The Town of Coronach has released an economic transition plan that will help the community thrive as they move away from coal.
“We are a rural community facing a lot of issues, but we do want to be progressive, we do want to take our future into our own hands, and be really strong advocates for ourselves,” said Kristin Catherwood, the economic transition co-ordinator for the Town of Coronach.
The local economy relies heavily on Westmoreland Coal Mine and the Poplar River Power Plant, but they’re expected to close by 2030, which would put over 300 employees out of work.
According to an MDB Insight report released this week, population projections for the town of Coronach and the RM of Hart Butte include a 42 per cent population loss by 2036 and an additional population loss of 25 per cent by 2041.
“We really are taking an optimistic view of the future even though those numbers are hard to see,” Catherwood said.
“That’s why right now we’re doing this work. As of now we have 10 years. We have a decade to try and figure out a future for Coronach that’s going to vibrant, and resilient.”
The community’s main focus is to transition the existing workforce into long-term and sustainable jobs in the region.
“What we need to do now is really be looking forward to what is the future for this area, and how do we work together regionally to work on our existing assets to create new industries that will keep people living and thriving in this area,” said Catherwood.
The report by MDB, a consulting firm, found Agribusiness, tourism, power generation and resource development could be a huge economic driver for the region. These are all industries Coronach will explore in the next decade as they transition away from coal.
The municipality has established a regional committee that will utilize provincial and federal funding to help with their transition. Earlier this year, the government of Saskatchewan announced a $10 million commitment to communities transitioning away from coal. Over $105 million in federal funding is also available for coal impacted communities.
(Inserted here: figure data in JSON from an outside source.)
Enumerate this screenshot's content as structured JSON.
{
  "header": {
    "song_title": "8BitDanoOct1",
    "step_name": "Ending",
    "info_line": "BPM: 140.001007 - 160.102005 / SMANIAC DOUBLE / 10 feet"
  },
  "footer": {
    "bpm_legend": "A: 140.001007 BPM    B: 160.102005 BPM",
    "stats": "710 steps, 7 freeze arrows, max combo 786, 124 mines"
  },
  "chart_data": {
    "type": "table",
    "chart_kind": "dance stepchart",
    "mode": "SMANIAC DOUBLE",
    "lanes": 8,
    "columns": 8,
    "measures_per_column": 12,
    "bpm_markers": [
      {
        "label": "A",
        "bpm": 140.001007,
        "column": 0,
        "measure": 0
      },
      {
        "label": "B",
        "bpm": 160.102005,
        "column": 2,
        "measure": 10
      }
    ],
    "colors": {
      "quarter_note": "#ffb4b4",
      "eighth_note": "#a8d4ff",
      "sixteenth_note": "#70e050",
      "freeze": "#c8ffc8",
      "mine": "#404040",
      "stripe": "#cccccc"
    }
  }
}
“There is an obligation by Crown corporations and government to recognize that this community is facing pressures that it wouldn’t have faced without this industry which has provided power to Saskatchewan and will continue to for another decade. It’s provided an essential service to the rest of the province,” Catherwood said.
Now that Coronach has a transition plan, the next step is to implement the strategies highlighted in the report.
“What we’re living in is a community that is uncertain. But it is a community that is very committed to a future, and staying in this area,” Catherwood said. “People love this area and want to stay. We’re really excited about working together to make that happen.”